Neckarwestheim - In den kommenden Wochen will die Bundesregierung ihren
energiepolitischen Kurs festlegen. Antworten soll es auch auf die Frage geben, wie lange
Atomkraftwerke am Netz bleiben dürfen. Das Versprechen der Politik an die Bürger lautet:
Sicherheit spiele die entscheidende Rolle. Doch in diesem Punkt gehen die Meinungen weit
auseinander.

Atomkraftgegner halten vor allem die älteren Meiler wie GKN I für unsicher. Mehrere
Untersuchungen und Dokumente belegen, dass es tatsächlich Sicherheitslücken gibt - die
zum Teil nicht zu schließen sind. Ein Überblick.

Bundesumweltministerium: GKN-Betreiber EnBW hatte 2006 den Antrag gestellt,
Reststrommengen vom neueren auf den älteren Reaktor übertragen zu dürfen. Das
Bundesumweltministerium (BMU) gab daraufhin, unter anderem bei der Gesellschaft für
Reaktorsicherheit (GRS), einen Sicherheitsvergleich der beiden Neckarwestheimer Meiler in
Auftrag. Ergebnis: In vielen Punkten liegt das 34 Jahre alte GKN I zurück. Die Anlage verfügt
zum Beispiel nur über drei statt der sonst in Deutschland bei Druckwasserreaktoren üblichen
vier Hauptkühlmittelleitungen.

Bei neueren Kraftwerken liegen laut BMU die Anforderungen für Material und Schutzziele
höher. Etwa was Armierungen, Rohre, Armaturen oder Kabel angeht. GKN II (21 Jahre alt)
verfüge über eine verstärkte Gebäudeaußenwand, was einen größeren Schutz gegen
Flugzeugabstürze biete. Der ältere Reaktor weise weniger Reserven für die Vermeidung von
Störungen auf als GKN II. Im Gegensatz zu diesem Meiler könnten für GKN I kurzfristige
Funktionsunfähigkeiten von Teilen der Ansteuerung durch den Reaktorschutz nach
Erdbeben nicht ausgeschlossen werden.

Internationale Länderkommission Kerntechnik: Im Auftrag mehrerer Bundesländer
untersuchte die Internationale Länderkommission Kerntechnik (ILK) die deutschen
Kernkraftwerke auf ihren Schutz vor terroristischen Anschlägen. Das Ergebnis ist in einem
Vermerk vom November 2002 an die damalige hessische Landesregierung nachzulesen: Bei
älteren Kraftwerken wie GKN I "ist bei einem Aufprall auf das Reaktorgebäude mit schweren
bis katastrophalen Freisetzungen radioaktiver Stoffe zu rechnen". Bis zum Jahr 2009 wurde
diese Untersuchung als vertraulich eingestuft und der Öffentlichkeit vorenthalten.

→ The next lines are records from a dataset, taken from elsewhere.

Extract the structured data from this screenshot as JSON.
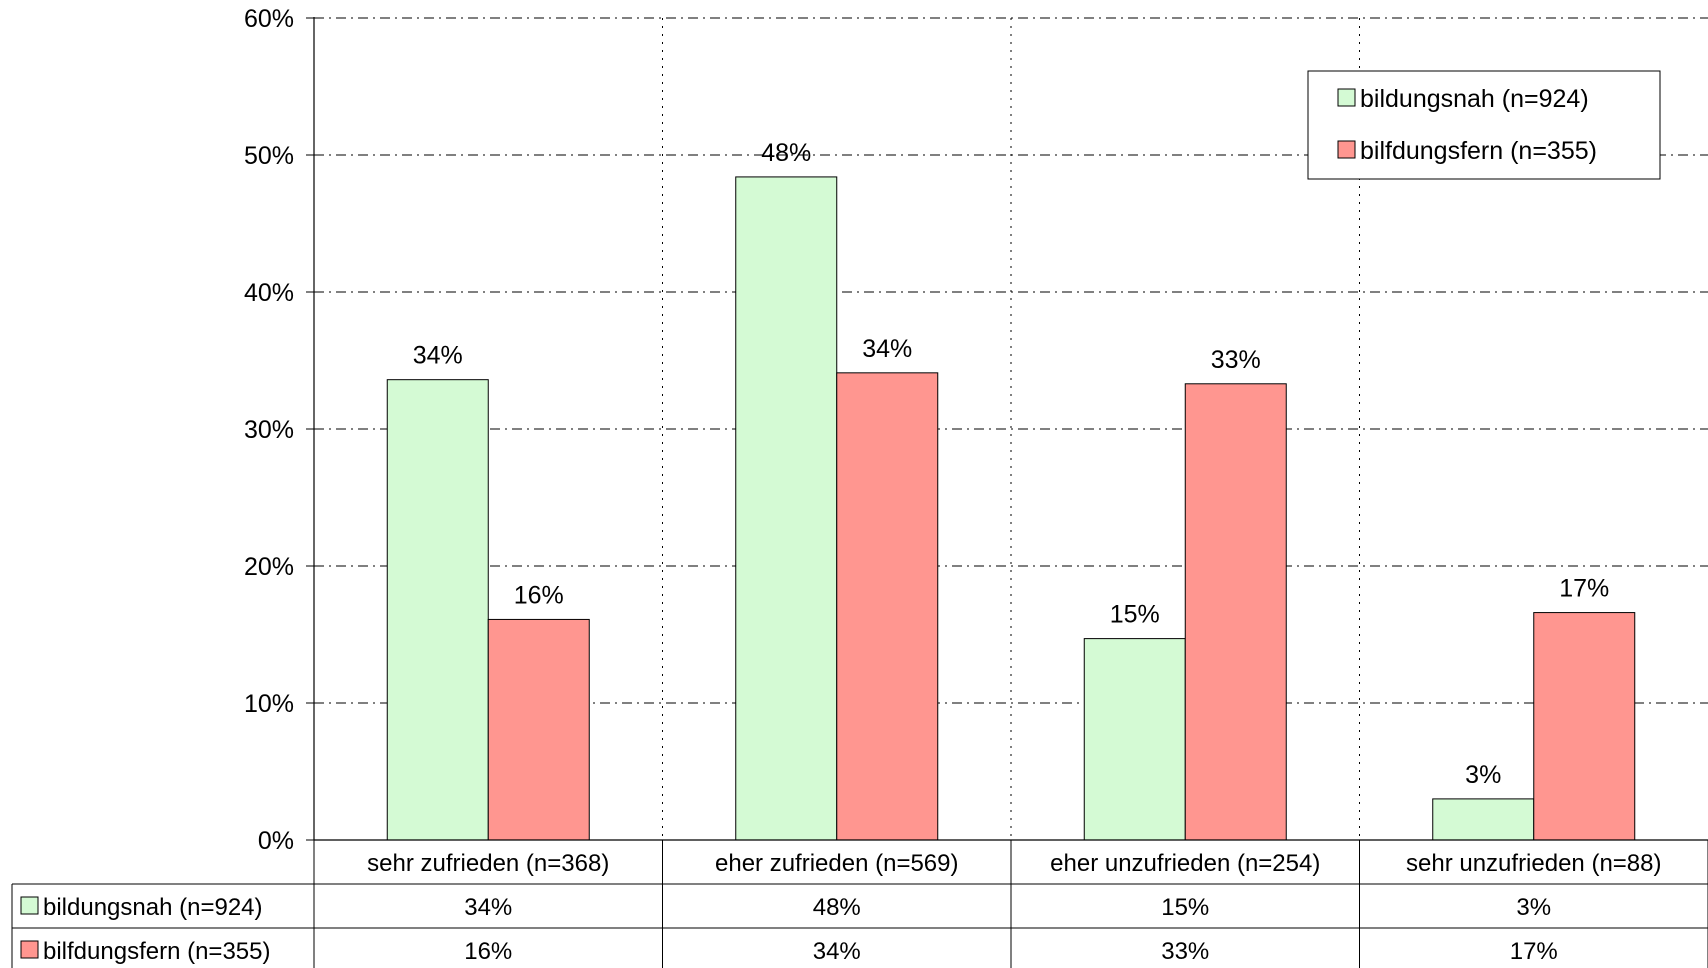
{
  "chart_data": {
    "type": "bar",
    "categories": [
      "sehr zufrieden (n=368)",
      "eher zufrieden (n=569)",
      "eher unzufrieden (n=254)",
      "sehr unzufrieden (n=88)"
    ],
    "series": [
      {
        "name": "bildungsnah (n=924)",
        "color": "#d4fad4",
        "values": [
          33.6,
          48.4,
          14.7,
          3.0
        ],
        "labels": [
          "34%",
          "48%",
          "15%",
          "3%"
        ]
      },
      {
        "name": "bilfdungsfern (n=355)",
        "color": "#ff9690",
        "values": [
          16.1,
          34.1,
          33.3,
          16.6
        ],
        "labels": [
          "16%",
          "34%",
          "33%",
          "17%"
        ]
      }
    ],
    "y_ticks": [
      "0%",
      "10%",
      "20%",
      "30%",
      "40%",
      "50%",
      "60%"
    ],
    "ylim": [
      0,
      60
    ],
    "grid": "dash-dot horizontal, dotted vertical",
    "legend_position": "top-right",
    "data_table": true
  }
}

Gesellschaft für Reaktorsicherheit: Die GRS kommt in einer Studie ebenfalls zu dem
Schluss, dass GKN I beim Aufprall eines großen Verkehrsflugzeugs unter Umständen nicht
standhalten könnte. "Beherrschung fraglich", urteilen die Prüfer in einem solchen Fall.
Deutlich besser schneidet der jüngere Meiler ab.

Koch-Oettinger-Papier: Die damaligen CDU-Ministerpräsidenten Günther Oettinger (Baden-
Württemberg) und Roland Koch (Hessen) leisteten schon vor der Bundestagswahl Vorarbeit
und ließen eine Laufzeitverlängerung vorbereiten. In einem internen Strategiepapier räumen
die beiden ein, dass es dort Sichereitsunterschiede gebe, wo Nachrüstungen Grenzen
gesetzt sind. "Solche Unterschiede bestehen beim baulichen Schutz, bei der Materialwahl
von Komponenten und Rohrleitungen des Primärkreislaufs und bei der leittechnischen
Realisierung einer der Störfallbeherrschung vorgelagerten Begrenzungsebene."

Ob, und in welchem Maß die Energieversorger nachrüsten müssen, um ihre Kraftwerke
länger betreiben zu dürfen, steht noch nicht fest. Ende September will das Bundeskabinett
einen Beschluss fassen.


Aufsicht sieht GKN I auf hohem Niveau

GKN-Betreiber EnBW argumentiert, das Sicherheitsniveau beider Reaktoren bewege sich
auf dem von der Internationalen Atomenergiebehörde (IAEA) für neue Anlagen geforderten
Niveau. Die Kosten für Nachrüstungen des Blocks I seit Inbetriebnahme belaufen sich laut
EnBW auf über 800 Millionen Euro (Stand Ende 2009). Zum Vergleich: Die
Investitionskosten für die Errichtung hätten 375 Millionen Euro betragen.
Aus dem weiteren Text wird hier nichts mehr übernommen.